Elas veem o resultado final primeiro: um objeto de atestado limpo e assinado, indexado via SignScan, agora consultável. O TokenTable o lê, a elegibilidade é verificada, os tokens fluem. Parece que o ponto de decisão vive lá.
Não vive.
O verdadeiro portão fica muito mais cedo, bem dentro do esquema em si.
O esquema define a estrutura da reivindicação, seus limites de verdade, o que até qualifica como admissível. Então o gancho do esquema é executado durante a criação—executando qualquer lógica personalizada que o construtor incorporou: listas brancas, limites, verificações ZK, permissões de atestador, validação de extraData.

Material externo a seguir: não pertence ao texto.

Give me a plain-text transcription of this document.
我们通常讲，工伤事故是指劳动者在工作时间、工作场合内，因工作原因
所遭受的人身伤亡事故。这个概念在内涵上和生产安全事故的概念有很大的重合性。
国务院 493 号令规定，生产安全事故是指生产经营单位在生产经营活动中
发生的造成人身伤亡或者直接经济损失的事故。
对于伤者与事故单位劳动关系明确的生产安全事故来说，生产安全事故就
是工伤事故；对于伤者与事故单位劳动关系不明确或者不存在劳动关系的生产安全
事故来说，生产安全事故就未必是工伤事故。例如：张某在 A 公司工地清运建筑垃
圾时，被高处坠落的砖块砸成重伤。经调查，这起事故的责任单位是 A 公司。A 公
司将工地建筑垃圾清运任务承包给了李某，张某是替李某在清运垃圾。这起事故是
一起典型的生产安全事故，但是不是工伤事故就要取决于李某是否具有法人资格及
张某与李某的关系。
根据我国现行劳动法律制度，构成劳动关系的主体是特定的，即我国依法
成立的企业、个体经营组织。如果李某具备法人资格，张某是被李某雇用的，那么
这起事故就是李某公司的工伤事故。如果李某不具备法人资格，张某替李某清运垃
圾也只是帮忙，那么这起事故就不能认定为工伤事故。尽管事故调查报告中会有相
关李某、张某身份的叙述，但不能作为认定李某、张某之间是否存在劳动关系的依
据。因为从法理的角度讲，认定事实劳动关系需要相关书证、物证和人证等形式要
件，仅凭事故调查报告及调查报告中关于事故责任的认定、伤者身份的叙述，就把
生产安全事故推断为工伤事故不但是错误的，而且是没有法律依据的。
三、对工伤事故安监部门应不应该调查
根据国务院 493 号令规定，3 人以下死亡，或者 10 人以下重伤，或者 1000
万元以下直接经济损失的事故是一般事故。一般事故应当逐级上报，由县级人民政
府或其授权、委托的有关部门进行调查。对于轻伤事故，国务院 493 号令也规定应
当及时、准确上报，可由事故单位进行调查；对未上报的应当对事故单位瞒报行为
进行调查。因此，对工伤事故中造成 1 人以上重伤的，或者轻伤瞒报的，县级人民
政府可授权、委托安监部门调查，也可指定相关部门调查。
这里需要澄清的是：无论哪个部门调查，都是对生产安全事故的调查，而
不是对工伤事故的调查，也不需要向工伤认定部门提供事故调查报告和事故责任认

Se o gancho rejeitar, a chamada reverte. Nenhum atestado é cunhado. Ponto final.
É aí que o uso real começa a parecer estranho.
Você completa o SignPass, registra a identidade, talvez prove algo em particular. Parece que deveria passar. Mas passar pela verificação central não garante um atestado se o gancho do esquema disser não.
O TokenTable não se importa apenas com identidade bruta ou prova. Ele só vê reivindicações atestadas. Nenhum objeto de atestado → nenhuma elegibilidade → nenhuma distribuição.
Então, o que realmente falhou?
Não sua prova. Não sua identidade.
Apenas o portão de admissibilidade definido pelo esquema se fechando silenciosamente—talvez atestador não autorizado, limite perdido, extraData inválido dentro do gancho.
Não há trilha visível e inspecionável dessa rejeição incorporada no registro final. A falha vive a montante, silenciosa, dentro do gancho.
Uma vez que um atestado chega e é indexado, os contratos a jusante o tratam como verdade canônica. O TokenTable o aceita sem reavaliar. A responsabilidade do emissor foi vinculada na criação. Depois disso, é uma evidência confiável.
A decisão mais importante aconteceu silenciosamente, cedo, dentro do gancho do esquema.
E se deu errado lá, o fluxo a jusante segue cegamente.
Isso não é um defeito. É o design.
Mas isso significa que o poder de controle fica a montante, na definição do esquema e na lógica do gancho—muito antes de os tokens se moverem.